The first horse Chiong sourced was Highly Proactive, purchased out of a Benchmark 65 at Riccarton in New Zealand, it reached a rating of 89 with four wins and has collected HK$5.5 million (US$700,000) in prizemoney. Chiong has channeled her competitive instincts and work ethic into her new vocation, and has secured five more horses, including Class 3 winners Rising From Ashes and Capital Star, plus two-time winner Sun Of Makfi.

For Chiong, racing had never been about fame, it was the love of the animal that had drawn her in.

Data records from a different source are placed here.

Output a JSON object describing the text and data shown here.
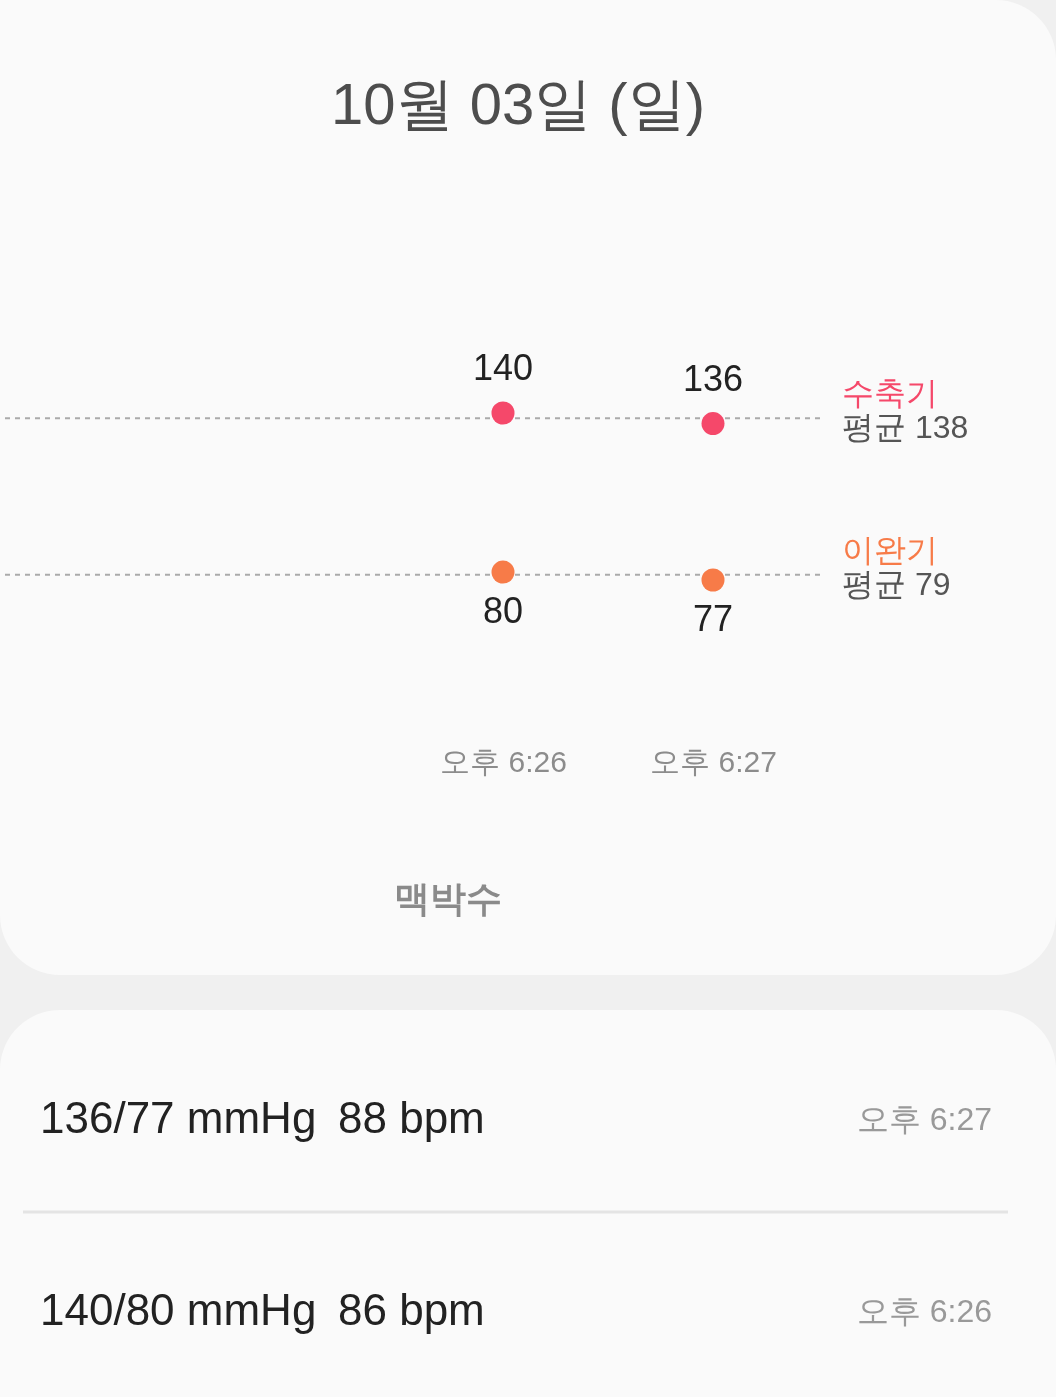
{
  "chart_data": {
    "type": "scatter",
    "title": "10월 03일 (일)",
    "categories": [
      "오후 6:26",
      "오후 6:27"
    ],
    "series": [
      {
        "name": "수축기",
        "color": "#f5486a",
        "values": [
          140,
          136
        ]
      },
      {
        "name": "이완기",
        "color": "#f77b48",
        "values": [
          80,
          77
        ]
      }
    ],
    "data_labels": true,
    "marker": "circle",
    "tick_labels": "x",
    "ref_lines": [
      {
        "axis": "y",
        "value": 138,
        "label": "평균 138",
        "color": "#aaaaaa",
        "line_style": "dotted"
      },
      {
        "axis": "y",
        "value": 79,
        "label": "평균 79",
        "color": "#aaaaaa",
        "line_style": "dotted"
      }
    ],
    "annotations": [
      "맥박수",
      "136/77 mmHg",
      "88 bpm",
      "오후 6:27",
      "140/80 mmHg",
      "86 bpm",
      "오후 6:26"
    ]
  }
}
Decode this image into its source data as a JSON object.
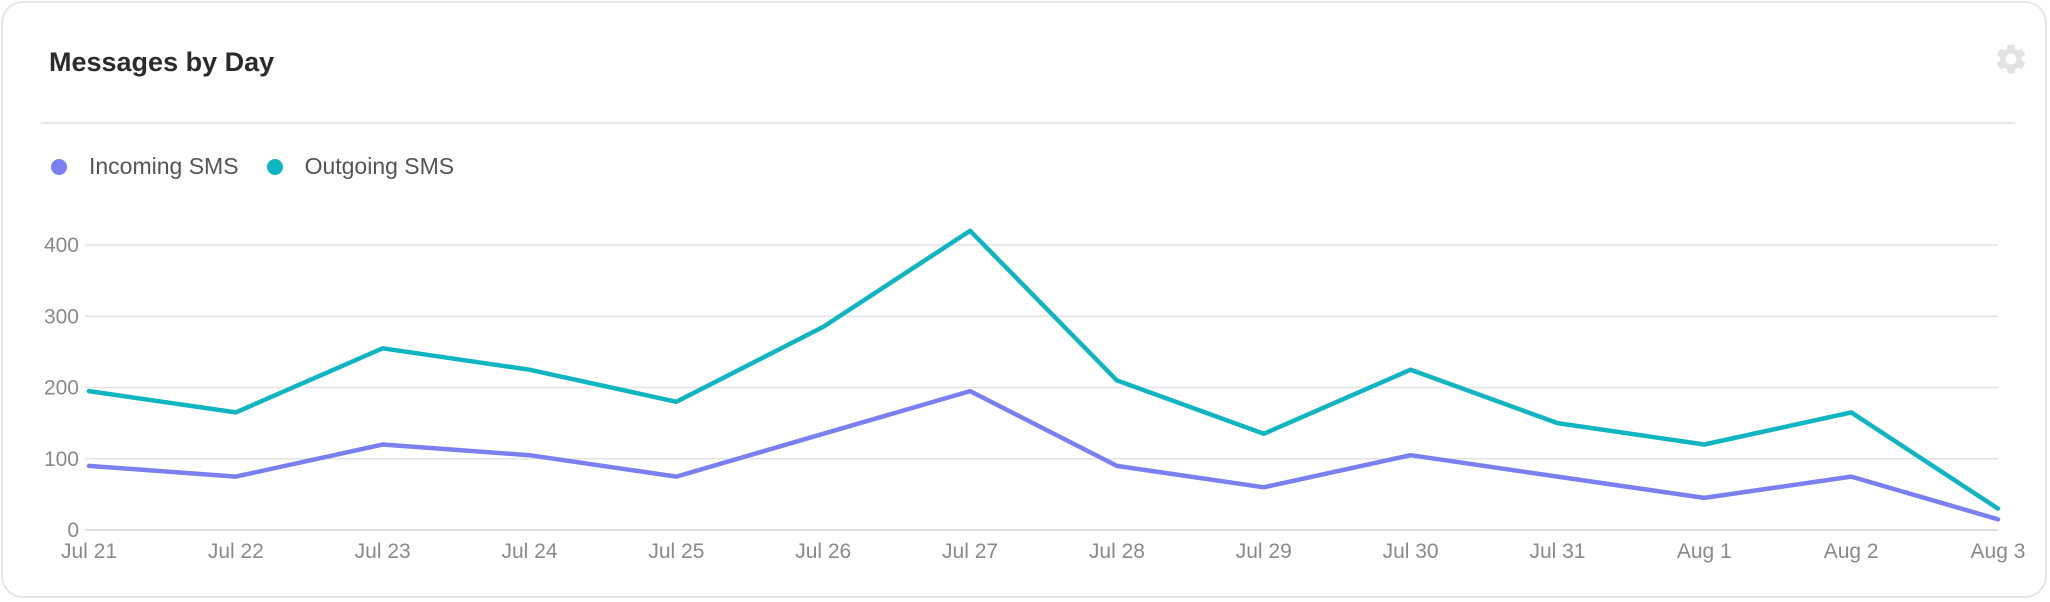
{
  "card": {
    "title": "Messages by Day",
    "settings_icon": "gear-icon"
  },
  "colors": {
    "incoming": "#7b7ff2",
    "outgoing": "#0fb5c0",
    "grid": "#e3e3e3",
    "tick_text": "#8a8a8a"
  },
  "chart_data": {
    "type": "line",
    "title": "Messages by Day",
    "xlabel": "",
    "ylabel": "",
    "categories": [
      "Jul 21",
      "Jul 22",
      "Jul 23",
      "Jul 24",
      "Jul 25",
      "Jul 26",
      "Jul 27",
      "Jul 28",
      "Jul 29",
      "Jul 30",
      "Jul 31",
      "Aug 1",
      "Aug 2",
      "Aug 3"
    ],
    "y_ticks": [
      0,
      100,
      200,
      300,
      400
    ],
    "ylim": [
      0,
      440
    ],
    "grid": true,
    "legend_position": "top-left",
    "series": [
      {
        "name": "Incoming SMS",
        "color": "#7b7ff2",
        "values": [
          90,
          75,
          120,
          105,
          75,
          135,
          195,
          90,
          60,
          105,
          75,
          45,
          75,
          15
        ]
      },
      {
        "name": "Outgoing SMS",
        "color": "#0fb5c0",
        "values": [
          195,
          165,
          255,
          225,
          180,
          285,
          420,
          210,
          135,
          225,
          150,
          120,
          165,
          30
        ]
      }
    ]
  }
}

There weren’t any horses where she grew up in the concrete jungle of Tsuen Wan, but the first time she saw a horse, while on holidays in mainland China, she wanted to climb on.

“There were some pony rides, I was very small, and I begged to ride,” she says. “I wasn’t scared at all and I told the guy he didn’t need to lead me, I could handle it, and started riding around on my own. My parents were freaking out.”

Kei Chiong is now running her own business, KK Horse Racing Limited. (Photo: Asian Racing Report)

Even when apprenticed in New Zealand, first under Graham Richardson, Matamata, then Allan Sharrock at New Plymouth, Chiong was drawn to the horse as much as the racing itself.

“There are no baby horses in Hong Kong,” she says. “In New Zealand, they have mares, foals and yearlings. When I was with Allan Sharrock, he has every type of horse – so I learnt about different aspects. How to wean foals, how to catch the weanlings up in the mountains. I feel like I am putting that into practice now.”

Chiong may have disappeared from public view after her five months of fame but she is happy to say that she wasn’t lost to racing.

“I am enjoying it,” Chiong says of her business, KK Horse Racing Limited. “I like seeing the process of the new horses unfold. When the new unraced horses come, the PPGs, they are not really good and watching them get better and better, and eventually win, it feels great.”